The Phase Vocoder is an algorithm for timescale modification of audio. One way of understanding it is to think of it as stretching or compressing the time-base of a spectrogram to change the temporal characteristics of a sound while retaining its short-time spectral characteristics; if the spectrogram is narrowband (analysis window longer than a pitch cycle, so the individual harmonics are resolved), then preserving the spectral characteristics implies preserving the pitch, and avoiding the 'slowing down the tape' pitch drop. The only complication to the algorithm is that the phases associated with each bin in the modified spectrogram image have to be 'fixed up' to maintain the dphase/dtime of the original, thereby ensuring the correct alignment of successive windows in the overlap-add reconstruction.
This implementation first calculates the
short-time Fourier transform of the signal using 'stft'; 'pvsample' then
builds a modified spectrogram array by sampling the original array at a
sequence of fractional time values, interpolating the magnitudes and fixing-up
the phases as it goes along.
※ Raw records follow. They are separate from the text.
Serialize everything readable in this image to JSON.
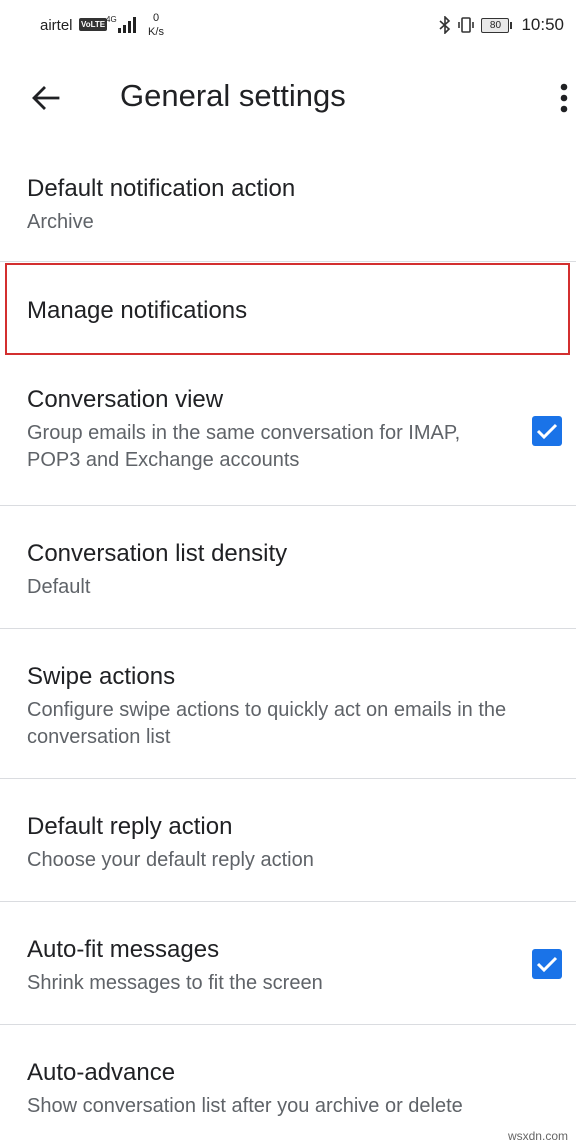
{
  "status_bar": {
    "carrier": "airtel",
    "volte": "VoLTE",
    "network": "4G",
    "speed_value": "0",
    "speed_unit": "K/s",
    "battery": "80",
    "time": "10:50"
  },
  "app_bar": {
    "title": "General settings",
    "back_icon": "arrow-back-icon",
    "menu_icon": "more-vert-icon"
  },
  "settings": [
    {
      "title": "Default notification action",
      "summary": "Archive"
    },
    {
      "title": "Manage notifications",
      "summary": ""
    },
    {
      "title": "Conversation view",
      "summary": "Group emails in the same conversation for IMAP, POP3 and Exchange accounts",
      "checked": true
    },
    {
      "title": "Conversation list density",
      "summary": "Default"
    },
    {
      "title": "Swipe actions",
      "summary": "Configure swipe actions to quickly act on emails in the conversation list"
    },
    {
      "title": "Default reply action",
      "summary": "Choose your default reply action"
    },
    {
      "title": "Auto-fit messages",
      "summary": "Shrink messages to fit the screen",
      "checked": true
    },
    {
      "title": "Auto-advance",
      "summary": "Show conversation list after you archive or delete"
    }
  ],
  "colors": {
    "accent": "#1a73e8",
    "highlight": "#d32f2f",
    "divider": "#dadce0"
  },
  "watermark": "wsxdn.com"
}
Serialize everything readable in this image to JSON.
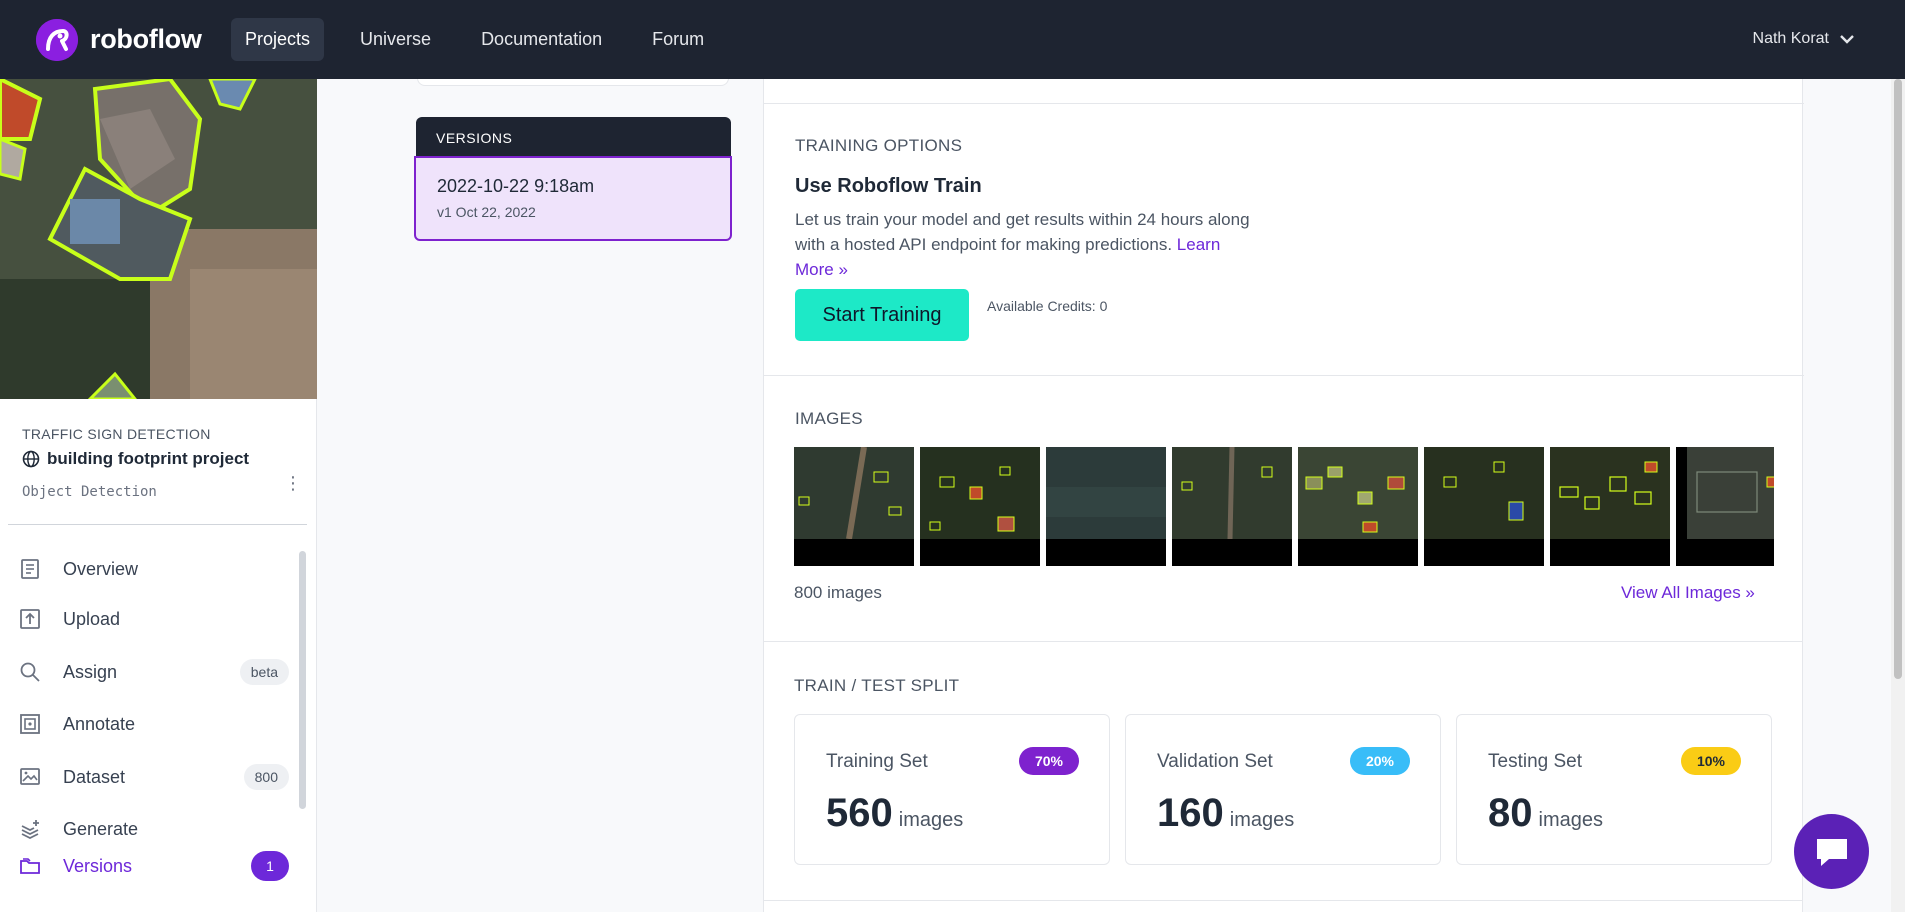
{
  "brand": {
    "name": "roboflow"
  },
  "nav": {
    "links": [
      "Projects",
      "Universe",
      "Documentation",
      "Forum"
    ],
    "user_name": "Nath Korat"
  },
  "project": {
    "kicker": "TRAFFIC SIGN DETECTION",
    "name": "building footprint project",
    "type": "Object Detection"
  },
  "sidebar": {
    "items": [
      {
        "label": "Overview",
        "icon": "overview-icon"
      },
      {
        "label": "Upload",
        "icon": "upload-icon"
      },
      {
        "label": "Assign",
        "icon": "search-icon",
        "badge": "beta"
      },
      {
        "label": "Annotate",
        "icon": "annotate-icon"
      },
      {
        "label": "Dataset",
        "icon": "dataset-icon",
        "badge": "800"
      },
      {
        "label": "Generate",
        "icon": "generate-icon"
      },
      {
        "label": "Versions",
        "icon": "folder-icon",
        "count": "1",
        "active": true
      }
    ]
  },
  "versions": {
    "header": "VERSIONS",
    "selected": {
      "title": "2022-10-22 9:18am",
      "subtitle": "v1 Oct 22, 2022"
    }
  },
  "training": {
    "section_title": "TRAINING OPTIONS",
    "heading": "Use Roboflow Train",
    "description": "Let us train your model and get results within 24 hours along with a hosted API endpoint for making predictions.",
    "learn_more": "Learn More »",
    "button": "Start Training",
    "credits": "Available Credits: 0"
  },
  "images": {
    "section_title": "IMAGES",
    "count_text": "800 images",
    "view_all": "View All Images »"
  },
  "split": {
    "section_title": "TRAIN / TEST SPLIT",
    "cards": [
      {
        "label": "Training Set",
        "percent": "70%",
        "count": "560",
        "unit": "images",
        "badge_color": "#7e22ce",
        "badge_text_color": "#ffffff"
      },
      {
        "label": "Validation Set",
        "percent": "20%",
        "count": "160",
        "unit": "images",
        "badge_color": "#38bdf8",
        "badge_text_color": "#ffffff"
      },
      {
        "label": "Testing Set",
        "percent": "10%",
        "count": "80",
        "unit": "images",
        "badge_color": "#facc15",
        "badge_text_color": "#1f2937"
      }
    ]
  },
  "colors": {
    "accent": "#6d28d9",
    "nav_bg": "#1e2431",
    "train_button": "#1de9c7"
  }
}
The resulting time-frequency array can
be inverted back into a sound with 'istft'. The 'pvoc' script is a
wrapper to perform all three of these steps for a fixed time-scaling factor
(larger than one for speeding up; smaller than one to slow down). But
the underlying pvsample routine would also support arbitrary timebase variation
(freezing, reversal, modulation) if one wished to write a suitable interface
to specify the time path.
I analyzed the Matlab Phase
Vocoder by dan Ellis to learn and understand a possible implemenation of
it, in addition to the theory from the Music 420 reader.
Here's an example of how to use pvoc to slow down a soundfile of voice (sampled at 16 kHz) to 3/4 speed:
»[d,sr]=wavread('voice.wav');
»y=pvoc(d,.25,1024);
»% Compare original and resynthesis
»sound(d,sr)
»sound(y,sr)